Houghton's office. His dad did the drywall.     Photo: Andrew Hetherington

I'm supposed to go flying over New Zealand's South Island with the director of the world's largest guidebook company, but I'm feeling haggard. Last night, Daniel Houghton and I made a little tour of Queenstown's bars: Winnies, the Buffalo Club, Zephyr, a few other places. There was a retractable roof, a lot of Red Bull and vodka, dancing and yelling, and a video of a man in a wingsuit tearing through narrow canyons. I left the last place—I think it was the Boiler Room—before Houghton did. "I don't feel anything yet," he said, ordering another drink around 2:30 a.m.

But when I knock on his hotel room door at 7:30, Houghton, now 25, is chipper. The space is fastidiously organized: bed made, camera gear in one neat pile, North Face and J.Crew clothes in another. Houghton, who is six foot four and 150 pounds, with a long neck and blue eyes, has rewired the sound system in the room to allow him to play M83 and the Lord of the Rings soundtrack from his iPhone. As he waves me in, he's on the line with his boss, billionaire Brad Kelley, the former tobacco magnate who bought Lonely Planet last year, when the storied company was in the midst of a financial nosedive. Houghton wishes Kelley a happy birthday, then we're off to ride what's billed as the steepest tree-to-tree zip-line on earth.

Houghton is in New Zealand to relax. He has been at Lonely Planet's helm for nine months, during which time he has invested heavily in a digital revamp and laid off nearly one-fifth of the workforce. "It's hard to turn a cruise ship around, so we had to get in a lifeboat," he told me before we traveled to Queenstown. "A small one." He has also come to see how the sausage gets made, accompanying a writer and a photographer on assignment for the company's glossy British magazine.
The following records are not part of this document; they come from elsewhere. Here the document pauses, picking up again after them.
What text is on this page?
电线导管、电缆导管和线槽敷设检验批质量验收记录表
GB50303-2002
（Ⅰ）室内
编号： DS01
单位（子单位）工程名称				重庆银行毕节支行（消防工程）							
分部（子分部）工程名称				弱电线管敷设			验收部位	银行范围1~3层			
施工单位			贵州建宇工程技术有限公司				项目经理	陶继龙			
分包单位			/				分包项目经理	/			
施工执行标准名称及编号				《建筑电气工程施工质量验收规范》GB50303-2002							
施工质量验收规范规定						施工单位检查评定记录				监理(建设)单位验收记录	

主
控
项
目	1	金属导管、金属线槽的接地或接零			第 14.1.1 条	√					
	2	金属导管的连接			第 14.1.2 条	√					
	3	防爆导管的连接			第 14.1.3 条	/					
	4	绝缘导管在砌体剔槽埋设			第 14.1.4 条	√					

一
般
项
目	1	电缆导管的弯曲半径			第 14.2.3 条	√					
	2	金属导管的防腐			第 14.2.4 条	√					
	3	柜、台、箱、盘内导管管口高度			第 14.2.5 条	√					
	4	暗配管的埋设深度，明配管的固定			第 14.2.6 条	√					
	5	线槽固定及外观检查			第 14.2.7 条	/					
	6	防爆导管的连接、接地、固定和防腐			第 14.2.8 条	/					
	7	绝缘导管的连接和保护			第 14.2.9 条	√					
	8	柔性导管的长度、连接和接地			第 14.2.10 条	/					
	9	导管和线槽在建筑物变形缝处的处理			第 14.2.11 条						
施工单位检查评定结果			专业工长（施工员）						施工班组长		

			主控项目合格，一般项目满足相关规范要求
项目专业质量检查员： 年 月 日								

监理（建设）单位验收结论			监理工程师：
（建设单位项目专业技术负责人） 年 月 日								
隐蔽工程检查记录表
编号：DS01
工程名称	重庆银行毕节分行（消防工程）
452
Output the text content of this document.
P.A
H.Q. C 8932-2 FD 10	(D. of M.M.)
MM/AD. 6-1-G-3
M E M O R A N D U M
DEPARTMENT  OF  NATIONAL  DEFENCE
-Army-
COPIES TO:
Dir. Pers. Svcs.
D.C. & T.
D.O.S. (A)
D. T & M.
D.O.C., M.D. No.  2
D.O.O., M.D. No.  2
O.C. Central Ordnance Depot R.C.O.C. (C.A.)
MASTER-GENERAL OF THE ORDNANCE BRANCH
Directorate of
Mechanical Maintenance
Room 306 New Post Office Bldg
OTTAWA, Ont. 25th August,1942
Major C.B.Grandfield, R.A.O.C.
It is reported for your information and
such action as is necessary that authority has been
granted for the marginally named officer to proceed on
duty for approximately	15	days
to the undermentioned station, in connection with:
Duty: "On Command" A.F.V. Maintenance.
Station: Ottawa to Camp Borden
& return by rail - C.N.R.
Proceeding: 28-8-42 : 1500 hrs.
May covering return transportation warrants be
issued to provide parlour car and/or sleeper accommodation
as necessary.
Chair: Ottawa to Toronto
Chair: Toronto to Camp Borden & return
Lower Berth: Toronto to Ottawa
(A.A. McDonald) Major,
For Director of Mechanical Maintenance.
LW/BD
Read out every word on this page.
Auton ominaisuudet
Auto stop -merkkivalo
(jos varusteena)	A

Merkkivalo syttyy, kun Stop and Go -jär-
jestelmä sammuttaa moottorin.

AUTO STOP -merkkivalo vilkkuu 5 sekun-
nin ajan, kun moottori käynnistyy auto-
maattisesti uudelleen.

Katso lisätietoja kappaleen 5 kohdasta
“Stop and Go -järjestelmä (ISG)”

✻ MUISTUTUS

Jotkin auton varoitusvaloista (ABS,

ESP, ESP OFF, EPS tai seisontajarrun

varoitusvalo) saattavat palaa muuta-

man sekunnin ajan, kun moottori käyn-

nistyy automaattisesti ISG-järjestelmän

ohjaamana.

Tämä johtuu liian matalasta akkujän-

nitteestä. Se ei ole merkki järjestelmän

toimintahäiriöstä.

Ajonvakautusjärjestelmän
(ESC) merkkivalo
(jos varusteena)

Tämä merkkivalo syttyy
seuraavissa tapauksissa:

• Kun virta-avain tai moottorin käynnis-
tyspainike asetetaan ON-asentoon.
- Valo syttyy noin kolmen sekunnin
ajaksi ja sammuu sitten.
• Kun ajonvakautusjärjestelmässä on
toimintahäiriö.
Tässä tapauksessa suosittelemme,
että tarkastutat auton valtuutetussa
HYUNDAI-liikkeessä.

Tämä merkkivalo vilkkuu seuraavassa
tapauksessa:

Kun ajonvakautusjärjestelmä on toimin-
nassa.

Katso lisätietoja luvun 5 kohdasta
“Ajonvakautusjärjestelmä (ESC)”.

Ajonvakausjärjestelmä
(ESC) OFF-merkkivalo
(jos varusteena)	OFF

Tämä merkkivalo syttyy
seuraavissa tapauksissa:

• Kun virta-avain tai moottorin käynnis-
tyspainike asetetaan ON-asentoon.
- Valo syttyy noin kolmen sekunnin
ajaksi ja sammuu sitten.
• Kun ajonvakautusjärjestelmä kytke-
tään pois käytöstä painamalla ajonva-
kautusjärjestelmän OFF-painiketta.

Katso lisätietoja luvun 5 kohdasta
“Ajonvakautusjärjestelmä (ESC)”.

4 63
The itinerary includes rafting the Class IV Shotover River, hiking the famed Routeburn Track, drinking Pinot at top wineries, off-roading in Houghton's dream truck (a Land Rover Defender, not available in the U.S.), watching the sunset over Lake Wakatipu, and searching for the moa, an enormous flightless bird capable of disemboweling a man with a claw swipe. Scientific consensus says that the moa probably went extinct about 400 years ago, but that doesn't dissuade Houghton. A typical guidebook-reporting trip, he tells me, "would be boring."